Na prática, os familiares de usuários da droga têm apenas nos grupos de mútua ajuda a salvação para encarar o desamparo em que se encontram. Em Belo Horizonte, o Amor Exigente, dinâmica onde pais e mães de ex-viciados orientam as reuniões, familiares se encontram uma vez por semana para dividir experiências, discutir princípios e propor metas de mudanças. "A proposta do grupo é mudar o comportamento daquele familiar. Os sintomas de uma mãe passa a ser o mesmo do usuário. Por isso temos que resgatar o que é o amor e o que é a palavra exigência", explicou o coordenador do grupo na capital, o especialista em dependência química João Francisco Duarte.

Há dez anos à frente dos encontros, Duarte contou que a maioria dos pais chega às reuniões depois de tentar medidas desesperadas e sem obter sucesso. O crack, de acordo com ele, está presente em quase 90% das casas dos integrantes das reuniões. Pai de um ex-viciado, o especialista conta que a coragem para desabafar os problemas só acontece quando todos esgotam os recursos. "Aqui só chegam aqueles no fundo do poço", disse.

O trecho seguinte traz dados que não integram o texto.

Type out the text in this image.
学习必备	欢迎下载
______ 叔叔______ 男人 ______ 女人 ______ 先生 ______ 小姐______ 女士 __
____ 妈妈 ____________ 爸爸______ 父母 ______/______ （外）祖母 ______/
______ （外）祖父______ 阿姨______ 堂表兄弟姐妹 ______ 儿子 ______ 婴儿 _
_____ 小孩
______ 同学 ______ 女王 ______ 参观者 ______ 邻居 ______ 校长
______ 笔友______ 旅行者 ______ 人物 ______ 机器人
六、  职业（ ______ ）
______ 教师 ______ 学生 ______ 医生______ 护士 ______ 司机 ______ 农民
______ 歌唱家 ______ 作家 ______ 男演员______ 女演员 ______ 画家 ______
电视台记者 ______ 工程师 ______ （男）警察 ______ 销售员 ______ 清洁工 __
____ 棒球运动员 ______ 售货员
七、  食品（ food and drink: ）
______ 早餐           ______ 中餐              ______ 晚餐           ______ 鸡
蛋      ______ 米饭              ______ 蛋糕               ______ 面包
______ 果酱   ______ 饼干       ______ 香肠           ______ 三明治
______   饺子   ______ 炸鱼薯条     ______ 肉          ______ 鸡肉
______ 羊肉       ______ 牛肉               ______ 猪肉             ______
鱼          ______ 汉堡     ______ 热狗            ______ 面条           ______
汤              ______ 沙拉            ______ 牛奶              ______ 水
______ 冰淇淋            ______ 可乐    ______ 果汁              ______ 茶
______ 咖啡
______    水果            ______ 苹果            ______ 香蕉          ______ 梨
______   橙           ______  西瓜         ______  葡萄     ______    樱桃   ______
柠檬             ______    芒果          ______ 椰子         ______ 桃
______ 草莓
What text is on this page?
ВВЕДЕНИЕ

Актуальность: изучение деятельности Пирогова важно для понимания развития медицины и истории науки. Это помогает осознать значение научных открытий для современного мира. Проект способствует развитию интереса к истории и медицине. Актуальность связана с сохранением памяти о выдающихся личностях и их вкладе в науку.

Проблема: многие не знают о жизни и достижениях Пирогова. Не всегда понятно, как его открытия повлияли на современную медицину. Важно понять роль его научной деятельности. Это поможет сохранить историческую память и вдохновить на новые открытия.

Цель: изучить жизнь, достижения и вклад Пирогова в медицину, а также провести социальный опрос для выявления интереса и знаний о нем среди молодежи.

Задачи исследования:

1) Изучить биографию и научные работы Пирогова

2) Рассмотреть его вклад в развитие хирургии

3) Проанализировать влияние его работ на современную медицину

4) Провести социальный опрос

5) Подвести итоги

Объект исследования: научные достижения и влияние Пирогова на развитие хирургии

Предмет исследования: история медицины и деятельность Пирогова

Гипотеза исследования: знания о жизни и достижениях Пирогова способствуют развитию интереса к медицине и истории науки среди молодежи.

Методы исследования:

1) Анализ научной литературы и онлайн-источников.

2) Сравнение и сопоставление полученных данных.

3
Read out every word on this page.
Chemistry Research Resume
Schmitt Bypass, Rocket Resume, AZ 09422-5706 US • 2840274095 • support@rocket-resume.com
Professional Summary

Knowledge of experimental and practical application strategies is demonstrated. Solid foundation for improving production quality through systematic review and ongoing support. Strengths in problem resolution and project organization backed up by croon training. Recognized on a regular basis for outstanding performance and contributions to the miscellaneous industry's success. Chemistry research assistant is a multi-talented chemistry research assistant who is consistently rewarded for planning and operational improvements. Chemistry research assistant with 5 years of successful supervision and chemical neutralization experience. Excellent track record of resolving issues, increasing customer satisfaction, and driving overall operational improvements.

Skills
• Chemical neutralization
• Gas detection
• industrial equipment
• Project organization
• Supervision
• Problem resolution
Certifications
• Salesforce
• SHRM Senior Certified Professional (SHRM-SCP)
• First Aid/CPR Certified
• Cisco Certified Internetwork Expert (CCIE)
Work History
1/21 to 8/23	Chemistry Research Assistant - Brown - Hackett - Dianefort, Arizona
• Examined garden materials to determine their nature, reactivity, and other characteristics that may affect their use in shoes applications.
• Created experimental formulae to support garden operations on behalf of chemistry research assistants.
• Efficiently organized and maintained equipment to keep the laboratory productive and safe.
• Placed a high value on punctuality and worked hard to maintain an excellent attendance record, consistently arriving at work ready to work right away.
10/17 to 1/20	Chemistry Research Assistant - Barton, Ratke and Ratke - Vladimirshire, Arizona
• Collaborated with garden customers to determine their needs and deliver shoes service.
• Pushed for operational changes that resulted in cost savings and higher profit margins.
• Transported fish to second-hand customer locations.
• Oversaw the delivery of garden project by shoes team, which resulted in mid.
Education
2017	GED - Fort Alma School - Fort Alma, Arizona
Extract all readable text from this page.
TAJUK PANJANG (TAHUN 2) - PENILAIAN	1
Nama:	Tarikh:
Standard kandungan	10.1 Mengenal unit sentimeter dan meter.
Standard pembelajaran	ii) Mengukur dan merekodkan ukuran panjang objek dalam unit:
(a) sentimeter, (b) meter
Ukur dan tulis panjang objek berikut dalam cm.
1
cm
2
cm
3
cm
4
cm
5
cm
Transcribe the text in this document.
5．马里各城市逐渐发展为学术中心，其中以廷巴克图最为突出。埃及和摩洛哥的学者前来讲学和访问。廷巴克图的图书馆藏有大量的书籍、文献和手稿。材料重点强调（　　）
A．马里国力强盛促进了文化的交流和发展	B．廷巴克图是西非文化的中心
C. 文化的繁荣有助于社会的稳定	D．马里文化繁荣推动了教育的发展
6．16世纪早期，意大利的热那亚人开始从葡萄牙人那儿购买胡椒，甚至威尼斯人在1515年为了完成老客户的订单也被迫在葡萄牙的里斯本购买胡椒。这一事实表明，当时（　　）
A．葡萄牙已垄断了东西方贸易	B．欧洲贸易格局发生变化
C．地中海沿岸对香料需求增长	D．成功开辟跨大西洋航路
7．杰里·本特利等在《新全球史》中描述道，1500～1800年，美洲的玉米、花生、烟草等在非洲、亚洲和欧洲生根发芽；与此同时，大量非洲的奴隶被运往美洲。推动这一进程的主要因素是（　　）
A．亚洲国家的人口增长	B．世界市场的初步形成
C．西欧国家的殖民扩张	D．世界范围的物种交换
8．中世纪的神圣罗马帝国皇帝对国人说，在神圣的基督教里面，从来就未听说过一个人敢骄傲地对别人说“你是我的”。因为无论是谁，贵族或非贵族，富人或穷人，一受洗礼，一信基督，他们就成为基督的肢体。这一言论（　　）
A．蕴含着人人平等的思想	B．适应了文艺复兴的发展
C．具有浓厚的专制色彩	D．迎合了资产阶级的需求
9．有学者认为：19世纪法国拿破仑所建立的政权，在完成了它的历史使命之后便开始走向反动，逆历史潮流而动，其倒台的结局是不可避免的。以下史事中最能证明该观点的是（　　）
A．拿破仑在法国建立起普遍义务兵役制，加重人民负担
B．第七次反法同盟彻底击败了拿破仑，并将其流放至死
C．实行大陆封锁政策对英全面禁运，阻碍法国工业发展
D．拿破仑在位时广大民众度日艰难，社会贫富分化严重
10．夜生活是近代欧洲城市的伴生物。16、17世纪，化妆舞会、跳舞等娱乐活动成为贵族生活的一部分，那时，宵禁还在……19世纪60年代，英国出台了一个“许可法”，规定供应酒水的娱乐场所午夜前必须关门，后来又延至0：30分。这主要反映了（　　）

Júlia, 39, passa grande parte da reunião sem conseguir conter as lágrimas. Acompanhada de duas irmãs, a cabeleireira pega o ônibus todas as semanas e enfrenta duas horas de viagem entre Mariana, na região Central do Estado, e a capital para dividir o drama do filho viciado em crack que não vê há mais de três meses. De acordo com ela, são dez anos participando do grupo. "A última vez que ele me ligou, disse que estava morando perto da Pedreira Prado Lopes em uma pensão. Eu disse que só era para ele me ligar de novo se não fosse a cobrar. Nunca mais ele entrou em contato", afirmou Júlia. A exigência faz parte da influência das inúmeras reuniões de grupo que ensinam os pais a terem uma nova postura. João Francisco Duarte tenta acalmar a mãe sem notícias do filho após o último telefonema. "Ele nunca te respeitava quando você pedia para ele parar de usar o crack, não é? Agora ele não ligou porque você disse que não iria atender a cobrar. Você está estabelecendo uma posição e tomando as rédeas da sua vida", aconselhou.

* Os nomes foram trocados para preservar a identidade das mães.
"É uma ajuda incrível", diz especialista
De acordo com o psiquiatra Ronaldo Laranjeira, da Universidade Federal de São Paulo (Unifesp), considerado um dos maiores especialistas do país em drogas, os grupos de autoajuda são a principal fonte de apoio aos familiares de usuários de crack no Brasil.
Os Centros de Atenção Psicossocial (Caps), o dispositivo público de atenção à saúde mental do governo, segundo Laranjeira, não possui o potencial de abrangência proporcionado pelas reuniões de mútua ajuda disponíveis aos familiares. "Eles (os grupos) ajudam pelo menos dez vezes mais pessoas do que o tratamento formal. São fundamentais para a estratégia de tratamento. É uma ajuda incrível", disse. (FMM)
Matou o filho em legítima defesa
O domingo de Páscoa de 2009 marcou para sempre a vida da aposentada Flávia Costa Hahn, 62, moradora de Porto Alegre (RS). Usando um revólver calibre 44 do marido, Flávia matou o único filho de 24 anos durante um surto do jovem usuário de crack. Tobias Hahn havia começado a usar a droga três anos antes da tragédia. A mãe foi vítima de vários abusos do filho, que chegou a incontáveis agressões físicas. Flávia foi inocentada pela Justiça, que entendeu que ela teria agido em legítima defesa.
Acorrentado ao pé da cama
Vários são os relatos de mães que já chegaram a acorrentar os filhos viciados em crack para impedir a continuidade da destruição. No caso da faxineira de Recife (PE) Tânia Maria da Silva, 47, a medida desesperada não adiantou. O filho Nevyson, 20, foi assassinado no Dia das Mães do ano passado por traficantes do bairro onde morava. O caso de Tânia chamou a atenção do país ao ser acusada de cárcere privado pela polícia pernambucana. Ela disse que no dia que o "libertou", nunca mais o viu.